Inside the CBCA Shortlist

Rainbow Bear (Scholastic Australia) overflows with family love, especially the love between a father and his children. It is full of gentle humour, founded in the natural rhythms of day and night, night and day; watched over by the celestial bodies of the sun, moon and stars – Stephen Michael King trademarks.

Bear comes home to the land of ice and snow with plenty of bear hugs and gifts of flowers for his wife and crayons for his two cubs. Tired from his journey, he spends the rest of the day playing with his children. “As the afternoon shadows blew in and before the moon had opened her eyes … Bear was asleep”. Next morning Bear woke up looking different, until he dived into the ocean. Each morning his coat changed, making him a rainbow bear, with a different pattern, until he swam.

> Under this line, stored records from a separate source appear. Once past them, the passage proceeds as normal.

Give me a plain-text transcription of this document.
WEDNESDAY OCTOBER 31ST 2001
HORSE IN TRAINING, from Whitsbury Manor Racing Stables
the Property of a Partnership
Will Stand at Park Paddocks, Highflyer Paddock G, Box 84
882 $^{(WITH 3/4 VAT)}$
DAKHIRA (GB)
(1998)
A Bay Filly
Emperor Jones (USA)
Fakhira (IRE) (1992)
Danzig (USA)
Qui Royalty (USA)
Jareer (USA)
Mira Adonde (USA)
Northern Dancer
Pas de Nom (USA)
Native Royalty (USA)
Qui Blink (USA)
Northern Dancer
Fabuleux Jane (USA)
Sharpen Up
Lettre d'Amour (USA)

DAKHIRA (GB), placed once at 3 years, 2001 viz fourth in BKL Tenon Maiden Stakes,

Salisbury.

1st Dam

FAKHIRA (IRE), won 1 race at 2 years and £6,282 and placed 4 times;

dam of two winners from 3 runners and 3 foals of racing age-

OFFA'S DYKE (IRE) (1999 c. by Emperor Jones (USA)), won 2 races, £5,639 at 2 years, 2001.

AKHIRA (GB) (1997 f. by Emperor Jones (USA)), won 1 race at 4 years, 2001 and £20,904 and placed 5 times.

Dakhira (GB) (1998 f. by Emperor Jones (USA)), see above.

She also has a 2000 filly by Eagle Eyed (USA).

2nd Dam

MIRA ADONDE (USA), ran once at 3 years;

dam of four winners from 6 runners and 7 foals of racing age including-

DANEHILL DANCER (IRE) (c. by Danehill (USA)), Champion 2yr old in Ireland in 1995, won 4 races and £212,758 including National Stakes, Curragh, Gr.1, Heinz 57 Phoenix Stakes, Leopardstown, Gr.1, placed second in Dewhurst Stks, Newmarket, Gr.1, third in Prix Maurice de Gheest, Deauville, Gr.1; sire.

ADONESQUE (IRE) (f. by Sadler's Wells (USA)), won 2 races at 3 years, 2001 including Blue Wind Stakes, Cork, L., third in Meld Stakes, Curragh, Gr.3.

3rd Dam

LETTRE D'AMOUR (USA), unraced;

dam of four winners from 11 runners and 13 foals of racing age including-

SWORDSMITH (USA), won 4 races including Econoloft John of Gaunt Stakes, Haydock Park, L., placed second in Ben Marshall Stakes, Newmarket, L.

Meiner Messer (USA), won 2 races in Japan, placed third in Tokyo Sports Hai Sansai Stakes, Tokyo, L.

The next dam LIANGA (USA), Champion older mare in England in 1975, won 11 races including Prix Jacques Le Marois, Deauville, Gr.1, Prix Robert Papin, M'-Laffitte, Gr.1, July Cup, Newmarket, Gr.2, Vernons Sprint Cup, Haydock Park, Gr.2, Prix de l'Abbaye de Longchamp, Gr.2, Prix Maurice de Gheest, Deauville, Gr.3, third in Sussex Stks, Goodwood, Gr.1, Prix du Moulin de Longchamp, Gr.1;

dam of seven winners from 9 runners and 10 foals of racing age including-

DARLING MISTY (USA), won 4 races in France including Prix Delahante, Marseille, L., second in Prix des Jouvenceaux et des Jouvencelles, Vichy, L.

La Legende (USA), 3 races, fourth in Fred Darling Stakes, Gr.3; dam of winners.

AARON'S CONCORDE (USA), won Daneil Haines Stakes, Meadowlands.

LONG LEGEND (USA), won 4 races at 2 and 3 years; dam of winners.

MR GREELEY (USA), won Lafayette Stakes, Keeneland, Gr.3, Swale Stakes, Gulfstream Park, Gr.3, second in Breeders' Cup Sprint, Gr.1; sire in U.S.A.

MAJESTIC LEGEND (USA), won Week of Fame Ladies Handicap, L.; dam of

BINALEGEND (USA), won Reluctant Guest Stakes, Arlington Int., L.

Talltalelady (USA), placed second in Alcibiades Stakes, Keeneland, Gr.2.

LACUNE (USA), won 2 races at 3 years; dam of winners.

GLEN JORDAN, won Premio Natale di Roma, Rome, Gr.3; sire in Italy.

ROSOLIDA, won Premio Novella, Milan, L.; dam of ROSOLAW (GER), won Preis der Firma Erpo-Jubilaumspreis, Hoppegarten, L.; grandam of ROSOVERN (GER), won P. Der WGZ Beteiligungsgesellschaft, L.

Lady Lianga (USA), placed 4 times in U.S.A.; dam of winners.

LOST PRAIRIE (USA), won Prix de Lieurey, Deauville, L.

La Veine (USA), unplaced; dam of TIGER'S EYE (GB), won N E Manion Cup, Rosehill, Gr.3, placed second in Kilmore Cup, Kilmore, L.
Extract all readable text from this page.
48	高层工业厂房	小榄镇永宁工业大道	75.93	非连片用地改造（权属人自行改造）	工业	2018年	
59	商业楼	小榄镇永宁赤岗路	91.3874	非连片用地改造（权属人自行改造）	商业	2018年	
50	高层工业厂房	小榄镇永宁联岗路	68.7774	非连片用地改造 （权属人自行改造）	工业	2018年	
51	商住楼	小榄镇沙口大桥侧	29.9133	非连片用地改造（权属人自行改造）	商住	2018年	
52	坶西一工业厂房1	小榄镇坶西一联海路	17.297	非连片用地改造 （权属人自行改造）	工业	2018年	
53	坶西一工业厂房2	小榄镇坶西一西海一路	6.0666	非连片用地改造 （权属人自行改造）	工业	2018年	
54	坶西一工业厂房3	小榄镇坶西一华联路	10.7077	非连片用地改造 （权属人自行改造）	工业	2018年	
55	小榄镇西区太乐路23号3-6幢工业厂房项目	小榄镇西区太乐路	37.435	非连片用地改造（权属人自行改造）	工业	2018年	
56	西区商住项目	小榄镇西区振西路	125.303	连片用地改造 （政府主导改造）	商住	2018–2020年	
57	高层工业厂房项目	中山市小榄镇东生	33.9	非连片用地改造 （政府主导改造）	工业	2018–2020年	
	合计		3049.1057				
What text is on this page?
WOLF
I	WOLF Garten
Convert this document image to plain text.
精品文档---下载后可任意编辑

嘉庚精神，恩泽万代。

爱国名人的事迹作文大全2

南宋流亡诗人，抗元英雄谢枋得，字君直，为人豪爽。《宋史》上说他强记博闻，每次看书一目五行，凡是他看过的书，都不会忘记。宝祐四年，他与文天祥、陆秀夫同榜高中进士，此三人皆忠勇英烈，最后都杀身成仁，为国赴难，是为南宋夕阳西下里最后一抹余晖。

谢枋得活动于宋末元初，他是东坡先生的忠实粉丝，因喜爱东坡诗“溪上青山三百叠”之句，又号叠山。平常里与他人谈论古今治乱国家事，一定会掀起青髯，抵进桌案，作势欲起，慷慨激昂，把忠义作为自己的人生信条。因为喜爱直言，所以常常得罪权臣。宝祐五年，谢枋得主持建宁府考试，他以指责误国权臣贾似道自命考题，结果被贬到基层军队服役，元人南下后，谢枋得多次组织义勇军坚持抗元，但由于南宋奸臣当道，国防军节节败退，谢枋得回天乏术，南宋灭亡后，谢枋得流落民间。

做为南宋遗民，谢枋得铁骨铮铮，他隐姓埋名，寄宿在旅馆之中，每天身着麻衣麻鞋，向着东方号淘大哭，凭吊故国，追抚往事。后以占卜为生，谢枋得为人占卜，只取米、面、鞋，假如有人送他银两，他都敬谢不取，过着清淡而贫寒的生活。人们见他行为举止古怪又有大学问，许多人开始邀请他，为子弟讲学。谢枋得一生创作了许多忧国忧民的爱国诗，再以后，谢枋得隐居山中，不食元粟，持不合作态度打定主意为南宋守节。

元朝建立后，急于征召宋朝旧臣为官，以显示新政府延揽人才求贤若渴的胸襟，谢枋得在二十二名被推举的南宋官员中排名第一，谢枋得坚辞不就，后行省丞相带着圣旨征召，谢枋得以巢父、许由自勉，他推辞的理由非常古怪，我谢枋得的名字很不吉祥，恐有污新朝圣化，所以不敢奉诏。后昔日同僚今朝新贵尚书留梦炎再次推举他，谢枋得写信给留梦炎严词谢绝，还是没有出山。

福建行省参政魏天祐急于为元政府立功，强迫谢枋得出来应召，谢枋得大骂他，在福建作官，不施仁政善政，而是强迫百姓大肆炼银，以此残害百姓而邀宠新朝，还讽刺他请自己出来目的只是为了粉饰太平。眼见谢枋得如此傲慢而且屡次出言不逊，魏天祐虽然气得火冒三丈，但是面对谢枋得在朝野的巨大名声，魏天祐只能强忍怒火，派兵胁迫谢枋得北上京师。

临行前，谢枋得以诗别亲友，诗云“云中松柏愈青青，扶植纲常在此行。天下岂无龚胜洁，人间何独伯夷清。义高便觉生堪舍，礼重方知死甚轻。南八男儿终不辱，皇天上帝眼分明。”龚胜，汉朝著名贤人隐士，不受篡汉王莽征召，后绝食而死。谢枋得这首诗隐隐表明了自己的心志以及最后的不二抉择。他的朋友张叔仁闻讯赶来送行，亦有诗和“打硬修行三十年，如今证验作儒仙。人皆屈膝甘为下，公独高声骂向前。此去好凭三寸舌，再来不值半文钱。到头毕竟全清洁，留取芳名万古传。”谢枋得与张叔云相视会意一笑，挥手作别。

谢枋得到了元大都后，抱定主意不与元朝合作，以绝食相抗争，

One day, he worked out why he was changing colour and got up to some mischief of his own.

The writing in this exceptional picture book is both lyrical and fun. The illustrations are pencil, watercolour, ink using digital compilation. The white of ice and snow is a perfect backdrop for the rainbow colours and patterns and textured hues of the water. Patterns include SMK’s signature spirals, as well as spots, circles, stripes and rainbows. The endpapers are uncoloured black and white line drawings, begging to be coloured.

Rainbow Bear is a profound work of child-like, gentle exuberance.

Stephen Michael King’s website is https://www.stephenmichaelking.com/

Using the book with children:

Story Stones Students are given four flat, light coloured stones to use as story stones. Using crayons or equivalent they draw patterns onto the stones to represent the four bear family members. The patterns could be similar to those in the book, or different. If possible, use bigger stones for the parents and smaller for the children. Children use their stones as the characters to retell the story. (Acknowledgement for the idea of using Story Stones to Megan Daley in Raising Readers, page 20.)

Children take the stones home to tell the story to their families. Then they give each family member a stone as a symbol of love. (Children with larger families can prepare extra stones in advance.)

Patterns Children draw and colour patterns inside a template of bear.

Read other books by Stephen Michael King, e.g. My Dad is a Giraffe; A Bear and a Tree; One Night; Milli, Jack and the Dancing Cat and more. Have a display to celebrate his exceptional body of picture books.